We just spent a little more than a week in New York, near the sea and our two daughters, and my heart is still singing. On the rug there’s a little pile of sand that spilled from my shoe just after we got home, and I refuse to sweep it up.
We went into The City one afternoon to check out the new Met Breuer, where we saw a heart-stopping exhibit of Diane Arbus’s early photos (I’ll write more on that for sure) and “Unfinished: Thoughts Left Visible”, a fascinating exhibit of art never completed, for one reason or another.
By now I should know better, but I still tend to torment myself with the idea that turning an idea into a work of art comes easy for other people. At least for geniuses. But here were unfinished canvases by Cezanne, Picasso, El Greco, Klimt, some scrapped after many tries to get them right, some interrupted by illness or sorrow or even death, some abandoned for unknown reasons. It was a chance to see the way a painting takes shape layer by layer, how outlines are filled in, sketches given dimension and texture. To remind myself that creating something where there was nothing is not supposed to be easy.
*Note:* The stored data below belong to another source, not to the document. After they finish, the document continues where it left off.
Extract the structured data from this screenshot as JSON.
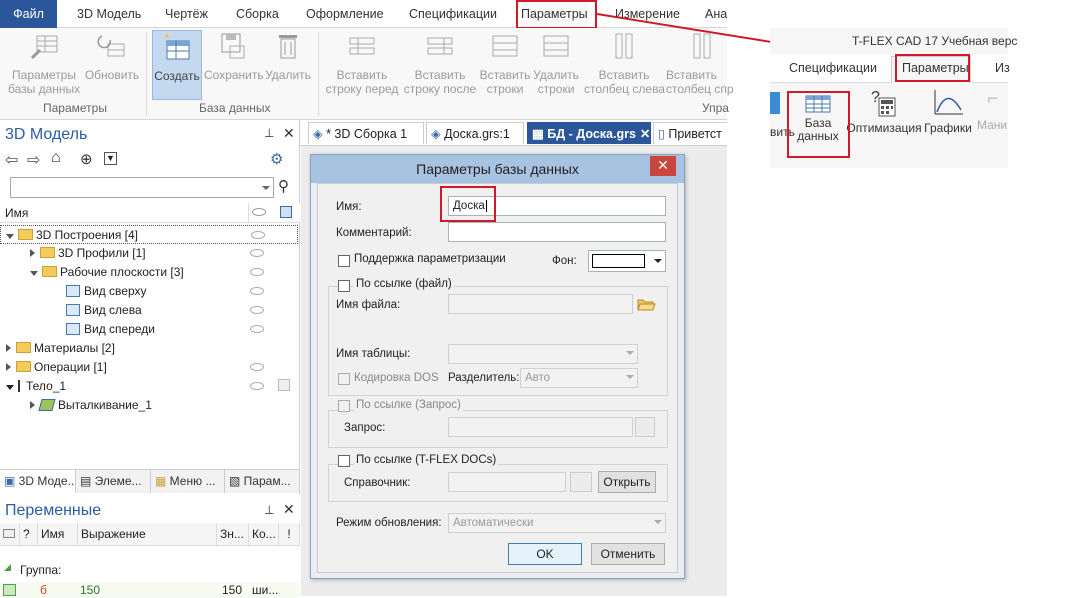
{
  "ribbon": {
    "tabs": [
      "Файл",
      "3D Модель",
      "Чертёж",
      "Сборка",
      "Оформление",
      "Спецификации",
      "Параметры",
      "Измерение",
      "Ана"
    ],
    "buttons": [
      {
        "label": "Параметры\nбазы данных",
        "enabled": false
      },
      {
        "label": "Обновить",
        "enabled": false
      },
      {
        "label": "Создать",
        "enabled": true
      },
      {
        "label": "Сохранить",
        "enabled": false
      },
      {
        "label": "Удалить",
        "enabled": false
      },
      {
        "label": "Вставить\nстроку перед",
        "enabled": false
      },
      {
        "label": "Вставить\nстроку после",
        "enabled": false
      },
      {
        "label": "Вставить\nстроки",
        "enabled": false
      },
      {
        "label": "Удалить\nстроки",
        "enabled": false
      },
      {
        "label": "Вставить\nстолбец слева",
        "enabled": false
      },
      {
        "label": "Вставить\nстолбец спр",
        "enabled": false
      }
    ],
    "groups": [
      "Параметры",
      "База данных",
      "Упра"
    ]
  },
  "model_panel": {
    "title": "3D Модель",
    "col_name": "Имя",
    "tree": [
      {
        "label": "3D Построения [4]",
        "level": 0,
        "icon": "folder"
      },
      {
        "label": "3D Профили [1]",
        "level": 1,
        "icon": "folder"
      },
      {
        "label": "Рабочие плоскости [3]",
        "level": 1,
        "icon": "folder"
      },
      {
        "label": "Вид сверху",
        "level": 2,
        "icon": "plane"
      },
      {
        "label": "Вид слева",
        "level": 2,
        "icon": "plane"
      },
      {
        "label": "Вид спереди",
        "level": 2,
        "icon": "plane"
      },
      {
        "label": "Материалы [2]",
        "level": 0,
        "icon": "folder"
      },
      {
        "label": "Операции [1]",
        "level": 0,
        "icon": "folder"
      },
      {
        "label": "Тело_1",
        "level": 0,
        "icon": "none"
      },
      {
        "label": "Выталкивание_1",
        "level": 1,
        "icon": "extrude"
      }
    ],
    "bottom_tabs": [
      "3D Моде...",
      "Элеме...",
      "Меню ...",
      "Парам..."
    ]
  },
  "vars_panel": {
    "title": "Переменные",
    "columns": [
      "?",
      "Имя",
      "Выражение",
      "Зн...",
      "Ко...",
      "!"
    ],
    "group_label": "Группа:",
    "row": {
      "name": "б",
      "expr": "150",
      "val": "150",
      "comment": "ши..."
    }
  },
  "doc_tabs": [
    "* 3D Сборка 1",
    "Доска.grs:1",
    "БД - Доска.grs",
    "Приветст"
  ],
  "dialog": {
    "title": "Параметры базы данных",
    "name_label": "Имя:",
    "name_value": "Доска",
    "comment_label": "Комментарий:",
    "comment_value": "",
    "param_support": "Поддержка параметризации",
    "bg_label": "Фон:",
    "by_link_file": "По ссылке (файл)",
    "file_name_label": "Имя файла:",
    "table_name_label": "Имя таблицы:",
    "dos_encoding": "Кодировка DOS",
    "separator_label": "Разделитель:",
    "separator_value": "Авто",
    "by_link_query": "По ссылке (Запрос)",
    "query_label": "Запрос:",
    "by_link_docs": "По ссылке (T-FLEX DOCs)",
    "reference_label": "Справочник:",
    "open_button": "Открыть",
    "update_mode_label": "Режим обновления:",
    "update_mode_value": "Автоматически",
    "ok_button": "OK",
    "cancel_button": "Отменить"
  },
  "callout": {
    "app_title": "T-FLEX CAD 17 Учебная верс",
    "tabs": [
      "Спецификации",
      "Параметры",
      "Из"
    ],
    "buttons": [
      "вить",
      "База\nданных",
      "Оптимизация",
      "Графики",
      "Мани"
    ]
  },
  "colors": {
    "accent": "#2b579a",
    "highlight": "#d01a2a",
    "selected": "#c4d8ef"
  }
}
Some of the art, like a group of glorious canvases by Turner, was perfect in its imperfection. In a NY Times article on the show, one viewer said, “An artist is never finished, so their art is never finished. When you finish it, you kill it. Leaving it unfinished, you keep it alive.”
Yes. No book I’ve ever written was as good as I meant it to be. Nowhere near as good as my racing heart hoped to make it. And this is another reason I’m so grateful to readers, who take an imperfect thing and find their own beauty in it.